*1/2 (out of 5)
July 22, 2005
Ewan McGregor as LINCOLN SIX ECHO
Scarlett Johansson as JORDAN TWO DELTA
Djmon Hounsou as ALBERT LAURENT
Sean Bean as MERRICK
Steve Buscemi as MCCORD
Michael Clarke Duncan as STARKWEATHER
Studio: Warner Bros. and DreamWorks
Directed by: Michael Bay
BY KEVIN CARR
Listen to Kevin’s radio review…
I’ve said it before, and I’ll say it again. Michael Bay is the Antichrist. “The Island” is clearly a sign of the apocalypse. It’s Michael Bay at his worst. He desperately trying to be cerebral but failing miserably and covering things up with cool shots, lots of useless explosions and supermodels. Now, I’m all for eye candy in a movie, but Bay takes it to a ridiculous level. Instead of a movie, he’s delivered a beer commercial version of “Logan’s Run” for the lobotomized.

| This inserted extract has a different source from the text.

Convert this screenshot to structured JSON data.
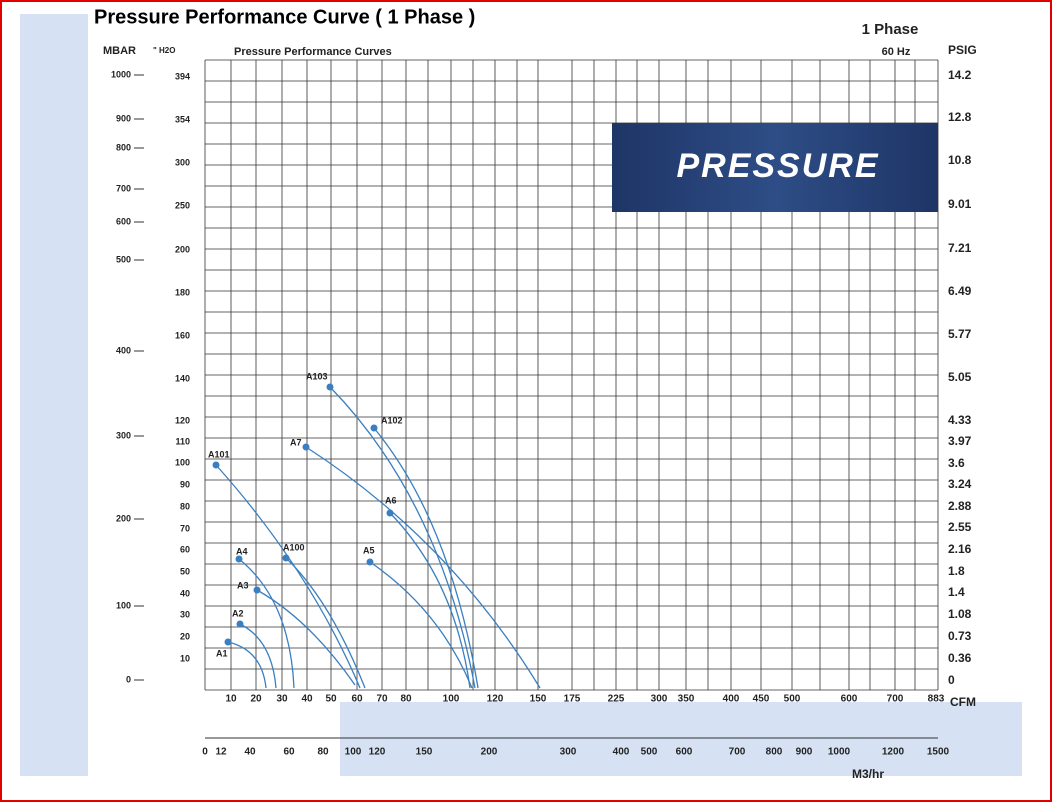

When I first heard about “The Island,” I had a stupid glimmer of hope that he might actually turn out a good film. Maybe it was Jerry Bruckheimer (the producer of every one of his films but this one) who was holding him down.
What’s most insulting about “The Island” is its utter lack of acknowledgement of people’s intelligence. Bay’s “style” of ignoring character and focusing on action is more apparent than ever in this movie. I can respect his action sequences, but never before has it been so clear that he doesn’t just favor it over plot. He actually loathes plot in this movie.
“The Island” tells the story of a crop of clones that are bred so their organs can be harvested in case something happens to their doners. Anyone with even a rudimentary knowledge of science fiction has seen this plot done multiple times. Most notably, this is the identical plot of an awful low-budget film called “Part: The Clonus Horror,” which had been torn to shreds on “Mystery Science Theater 3000.”
In the hands of a competent director, this movie could have been quite good, and that’s the real crime here. If you want an action film, go to Michael Bay. If you want an interesting science fiction film, get someone else. There was fertile ground to really look at some interesting character motives and development. Instead, Bay runs the story into the ground with eye-popping visuals that make no sense and some of the worse dialogue to grace the screen since Steven Seagal stopped making major releases.
Bay has been lauded as a visually stunning director, and he is. However, his bag of tricks is empty. Not only is he recycling lame characters and imagery, he’s completely ripping off his own films. Remember the cars falling off the back of the truck in “Bad Boys II”? That’s in this movie? Remember the slow motion tilt up and dolly around the actor in every film from “Bad Boys” to “Pearl Harbor”? It’s here as well. Remember the soldiers exiting the helicopter in “The Rock”? Yup, he used that again.
It was clear in this movie that Bay didn’t care about anything but whether something looked cool. I can forgive a lot of stupidity and suspend a lot of disbelief, but there was something like this around every corner. Throughout the production, people had to have been telling Bay that things don’t make sense, but apparently he chose to ignore them.
For example… If these are clones with all individuality suppressed, why are they given branded Puma sneakers and drink Aquafina water? How is it that Scarlett Johansson’s clone, whose only wore sneakers before suddenly be able to run in high heels? If trains are obsolete, why are they on a truck carrying train wheels? How can Ewan McGregor’s clone learn a Scottish accent in only two minutes? How can the clones emerge from a bunker in the middle of a desert and walk to the nearest town?
It gets worse. Once the clones get out of the facility and head to L.A., this movie turns into the dumbest action movie ever. Characters behave like they’re in the middle of a high-octane video game, blowing up everything around them yet claiming to be subtle in hunting down the wayward clones.
Let’s face it, folks, Michael Bay thinks we’re idiots. And for me, the feeling’s mutual.